In a note sent to the Centre, the J&K government said the state was in a paradoxical situation as far as the water sector was concerned. There was a massive run-off of water while the state had rivers. The river water cannot be harnessed for agriculture and power generation due to the odds placed on account of the Indus Water Treaty with Pakistan, the note says.
Distribution of water resources is extremely uneven in the state, especially in the Kashmir Valley. While water is plentiful in low-lying areas, the adjoining uplands suffer from aridity. The rivers carry a large volume of water which cannot be contained as their channels get choked with silt, leading to recurrent floods. Also, the water flows out practically unharnessed, without being put to any use before it escapes out of the Baramulla gorge. This has resulted in the state being rich in water resources but deficient in drinking water, and poor in generating electricity and irrigation facilities.
According to the note, it is the Indus Water Treaty, signed on September 19, 1960 between the then Prime Minister Jawaharlal Nehru and the then Pakistan President Ayub Khan, which had led to the sorry state of affairs. Leaders from Jammu and Kashmir were not even consulted when the Water Treaty was inked.
According to the treaty, Pakistan is entitled to claim the waters of Indus, Jhelum and Chenab rivers and their tributaries.
Incidentally, all these rivers form the lifeline of J&K. While the waters of all these rivers were allowed to be utilised by Pakistan, the waters of all the rivers that flow through Punjab were retained by India for use in exchange as per the treaty. As a result, J&K is unable to fully utilise the waters of Indus, Jhelum and Chenab, the note said.

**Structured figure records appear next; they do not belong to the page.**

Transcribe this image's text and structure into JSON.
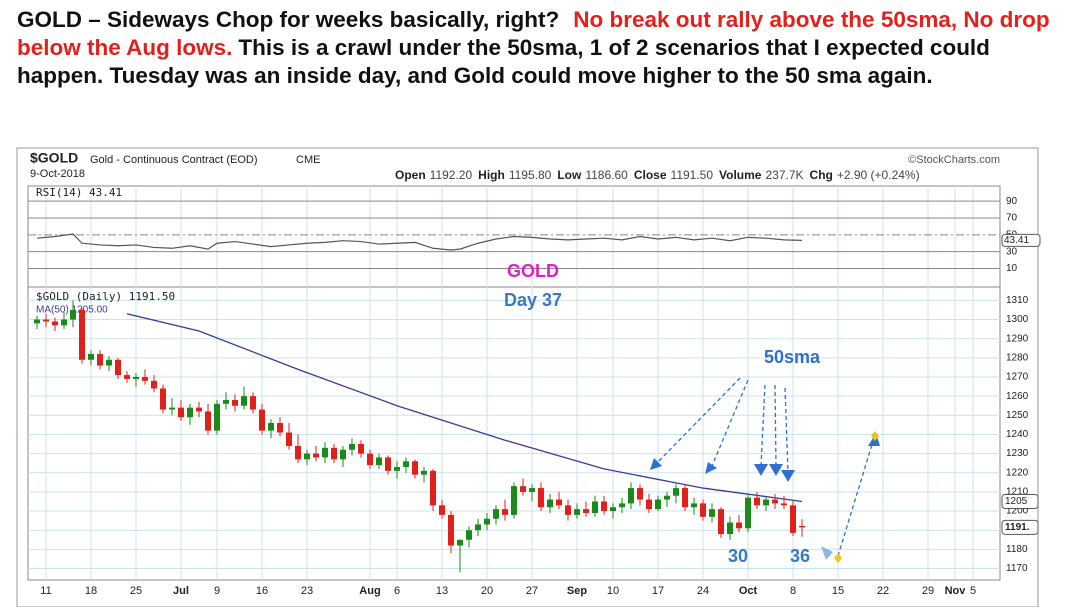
{
  "text": {
    "lead": "GOLD – Sideways Chop for weeks basically, right?",
    "highlight": "No break out rally above the 50sma, No drop below the Aug lows.",
    "rest": "This is a crawl under the 50sma, 1 of 2 scenarios that I expected could happen.  Tuesday was an inside day, and Gold could move higher to the 50 sma again."
  },
  "chart_data": {
    "type": "candlestick",
    "header": {
      "symbol": "$GOLD",
      "name": "Gold - Continuous Contract (EOD)",
      "exchange": "CME",
      "date": "9-Oct-2018",
      "source": "©StockCharts.com"
    },
    "quote": {
      "names": [
        "Open",
        "High",
        "Low",
        "Close",
        "Volume",
        "Chg"
      ],
      "values": [
        1192.2,
        1195.8,
        1186.6,
        1191.5,
        237700,
        2.9
      ],
      "value_labels": [
        "1192.20",
        "1195.80",
        "1186.60",
        "1191.50",
        "237.7K",
        "+2.90 (+0.24%)"
      ]
    },
    "rsi": {
      "label": "RSI(14) 43.41",
      "color": "#555555",
      "x": [
        0,
        2,
        4,
        5,
        7,
        9,
        11,
        13,
        15,
        17,
        19,
        20,
        22,
        24,
        26,
        28,
        30,
        32,
        34,
        36,
        38,
        40,
        42,
        44,
        46,
        47,
        49,
        51,
        53,
        55,
        57,
        59,
        61,
        63,
        65,
        67,
        69,
        71,
        73,
        75,
        77,
        79,
        81,
        83,
        85
      ],
      "values": [
        46,
        48,
        51,
        40,
        38,
        37,
        38,
        35,
        34,
        37,
        33,
        40,
        42,
        39,
        36,
        38,
        40,
        41,
        43,
        42,
        39,
        40,
        41,
        34,
        32,
        33,
        40,
        45,
        48,
        47,
        45,
        44,
        45,
        46,
        44,
        48,
        45,
        47,
        44,
        46,
        43,
        47,
        46,
        44,
        43.41
      ],
      "ylim": [
        -12,
        108
      ],
      "yticks": [
        90,
        70,
        50,
        30,
        10
      ],
      "badge": {
        "value": 43.41,
        "label": "43.41"
      }
    },
    "price": {
      "label": "$GOLD (Daily) 1191.50",
      "up_color": "#1a8a1a",
      "down_color": "#e0201b",
      "ohlc": [
        [
          1298,
          1302,
          1295,
          1300
        ],
        [
          1300,
          1303,
          1296,
          1299
        ],
        [
          1299,
          1301,
          1294,
          1297
        ],
        [
          1297,
          1304,
          1295,
          1300
        ],
        [
          1300,
          1310,
          1296,
          1305
        ],
        [
          1305,
          1306,
          1277,
          1279
        ],
        [
          1279,
          1284,
          1276,
          1282
        ],
        [
          1282,
          1284,
          1274,
          1276
        ],
        [
          1276,
          1281,
          1273,
          1279
        ],
        [
          1279,
          1280,
          1269,
          1271
        ],
        [
          1271,
          1273,
          1267,
          1269
        ],
        [
          1269,
          1272,
          1265,
          1270
        ],
        [
          1270,
          1274,
          1266,
          1268
        ],
        [
          1268,
          1271,
          1262,
          1264
        ],
        [
          1264,
          1266,
          1251,
          1253
        ],
        [
          1253,
          1259,
          1250,
          1254
        ],
        [
          1254,
          1258,
          1247,
          1249
        ],
        [
          1249,
          1256,
          1245,
          1254
        ],
        [
          1254,
          1257,
          1249,
          1252
        ],
        [
          1252,
          1256,
          1240,
          1242
        ],
        [
          1242,
          1258,
          1240,
          1256
        ],
        [
          1256,
          1262,
          1253,
          1258
        ],
        [
          1258,
          1261,
          1252,
          1255
        ],
        [
          1255,
          1265,
          1253,
          1260
        ],
        [
          1260,
          1262,
          1251,
          1253
        ],
        [
          1253,
          1256,
          1240,
          1242
        ],
        [
          1242,
          1248,
          1238,
          1246
        ],
        [
          1246,
          1249,
          1239,
          1241
        ],
        [
          1241,
          1246,
          1232,
          1234
        ],
        [
          1234,
          1240,
          1225,
          1227
        ],
        [
          1227,
          1232,
          1224,
          1230
        ],
        [
          1230,
          1234,
          1226,
          1228
        ],
        [
          1228,
          1236,
          1225,
          1233
        ],
        [
          1233,
          1235,
          1225,
          1227
        ],
        [
          1227,
          1234,
          1223,
          1232
        ],
        [
          1232,
          1238,
          1229,
          1235
        ],
        [
          1235,
          1237,
          1228,
          1230
        ],
        [
          1230,
          1232,
          1222,
          1224
        ],
        [
          1224,
          1230,
          1222,
          1228
        ],
        [
          1228,
          1229,
          1219,
          1221
        ],
        [
          1221,
          1226,
          1217,
          1223
        ],
        [
          1223,
          1228,
          1220,
          1226
        ],
        [
          1226,
          1227,
          1217,
          1219
        ],
        [
          1219,
          1223,
          1215,
          1221
        ],
        [
          1221,
          1222,
          1200,
          1203
        ],
        [
          1203,
          1206,
          1196,
          1198
        ],
        [
          1198,
          1200,
          1178,
          1182
        ],
        [
          1182,
          1185,
          1168,
          1185
        ],
        [
          1185,
          1192,
          1181,
          1190
        ],
        [
          1190,
          1196,
          1187,
          1193
        ],
        [
          1193,
          1199,
          1190,
          1196
        ],
        [
          1196,
          1203,
          1193,
          1201
        ],
        [
          1201,
          1206,
          1195,
          1198
        ],
        [
          1198,
          1215,
          1196,
          1213
        ],
        [
          1213,
          1217,
          1208,
          1210
        ],
        [
          1210,
          1214,
          1205,
          1212
        ],
        [
          1212,
          1215,
          1200,
          1202
        ],
        [
          1202,
          1209,
          1199,
          1206
        ],
        [
          1206,
          1210,
          1201,
          1203
        ],
        [
          1203,
          1206,
          1195,
          1198
        ],
        [
          1198,
          1204,
          1196,
          1201
        ],
        [
          1201,
          1205,
          1197,
          1199
        ],
        [
          1199,
          1208,
          1197,
          1205
        ],
        [
          1205,
          1208,
          1198,
          1200
        ],
        [
          1200,
          1204,
          1196,
          1202
        ],
        [
          1202,
          1207,
          1199,
          1204
        ],
        [
          1204,
          1215,
          1201,
          1212
        ],
        [
          1212,
          1214,
          1203,
          1206
        ],
        [
          1206,
          1209,
          1199,
          1201
        ],
        [
          1201,
          1208,
          1200,
          1206
        ],
        [
          1206,
          1210,
          1202,
          1208
        ],
        [
          1208,
          1214,
          1204,
          1212
        ],
        [
          1212,
          1214,
          1200,
          1202
        ],
        [
          1202,
          1207,
          1198,
          1204
        ],
        [
          1204,
          1206,
          1195,
          1197
        ],
        [
          1197,
          1204,
          1194,
          1201
        ],
        [
          1201,
          1202,
          1186,
          1188
        ],
        [
          1188,
          1197,
          1185,
          1194
        ],
        [
          1194,
          1198,
          1189,
          1191
        ],
        [
          1191,
          1209,
          1189,
          1207
        ],
        [
          1207,
          1210,
          1201,
          1203
        ],
        [
          1203,
          1208,
          1200,
          1206
        ],
        [
          1206,
          1209,
          1201,
          1204
        ],
        [
          1204,
          1208,
          1201,
          1203
        ],
        [
          1203,
          1206,
          1187,
          1188.6
        ],
        [
          1192.2,
          1195.8,
          1186.6,
          1191.5
        ]
      ],
      "ma": {
        "name": "MA(50) 1205.00",
        "color": "#3b3b9a",
        "x": [
          10,
          18,
          29,
          40,
          52,
          63,
          74,
          85
        ],
        "values": [
          1303,
          1294,
          1274,
          1255,
          1237,
          1222,
          1212,
          1205
        ]
      },
      "ylim": [
        1164,
        1317
      ],
      "yticks": [
        1170,
        1180,
        1190,
        1200,
        1210,
        1220,
        1230,
        1240,
        1250,
        1260,
        1270,
        1280,
        1290,
        1300,
        1310
      ],
      "last_labels": [
        {
          "value": 1205,
          "label": "1205"
        },
        {
          "value": 1191.5,
          "label": "1191."
        }
      ]
    },
    "xlim": [
      -1,
      107
    ],
    "xticks": [
      {
        "value": 1,
        "label": "11"
      },
      {
        "value": 6,
        "label": "18"
      },
      {
        "value": 11,
        "label": "25"
      },
      {
        "value": 16,
        "label": "Jul"
      },
      {
        "value": 20,
        "label": "9"
      },
      {
        "value": 25,
        "label": "16"
      },
      {
        "value": 30,
        "label": "23"
      },
      {
        "value": 37,
        "label": "Aug"
      },
      {
        "value": 40,
        "label": "6"
      },
      {
        "value": 45,
        "label": "13"
      },
      {
        "value": 50,
        "label": "20"
      },
      {
        "value": 55,
        "label": "27"
      },
      {
        "value": 60,
        "label": "Sep"
      },
      {
        "value": 64,
        "label": "10"
      },
      {
        "value": 69,
        "label": "17"
      },
      {
        "value": 74,
        "label": "24"
      },
      {
        "value": 79,
        "label": "Oct"
      },
      {
        "value": 84,
        "label": "8"
      },
      {
        "value": 89,
        "label": "15"
      },
      {
        "value": 94,
        "label": "22"
      },
      {
        "value": 99,
        "label": "29"
      },
      {
        "value": 102,
        "label": "Nov"
      },
      {
        "value": 104,
        "label": "5"
      }
    ],
    "annotations": [
      {
        "text": "GOLD",
        "color": "#e01fc8"
      },
      {
        "text": "Day 37",
        "color": "#3a78c2"
      },
      {
        "text": "50sma",
        "color": "#2f6fd0"
      },
      {
        "text": "30",
        "color": "#3a78c2"
      },
      {
        "text": "36",
        "color": "#3a78c2"
      }
    ]
  }
}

The note further stated that economic factors were the real reasons behind political turbulence in the state. Despite being endowed with plentiful water resources, Srinagar has experienced 19 droughts extending over four to six consecutive months in a cycle of 72 years. The Kashmir Valley alone
has a potential of generating 15,000 mw of hydro-power. But, only 2.5 per cent has been commissioned and another 2 per cent is at some stage of getting commissioned in the next decade.
Thus, hardly 3.5 per cent of hydro-electricity has been harnessed, whereas the state has the potential to produce almost 25,000 mw.
Not only the major river system, even rivulets like Erin, Madhumeti, Vishev etc., have a great potential for generating hydro-electricity. Erin is characterised by a steep gradient. It falls 80 mts in one km. Madhumati which merges into Wullar lake near Bandipur after traversing 39 km also falls steeply, the average fall being 103 mts in one km. But even after 53 years of Independence, 80 per cent of J&Ks energy comes from outside.
Section 4 of Article II of the Indus Water Treaty (IWT) says that India shall not store any water or construct any storage works on western rivers. It is ironic that when the government of India entered into the agreement with Pakistan, J&K was not taken into confidence, whereas it had to bear the entire brunt of the Water Treaty.
Even the probable loss to the state on account of the treaty has not yet been fully estimated.
The real loss has been in agriculture. As a result, a drought of just 2-3 months can mean total loss of agriculture produce of that year.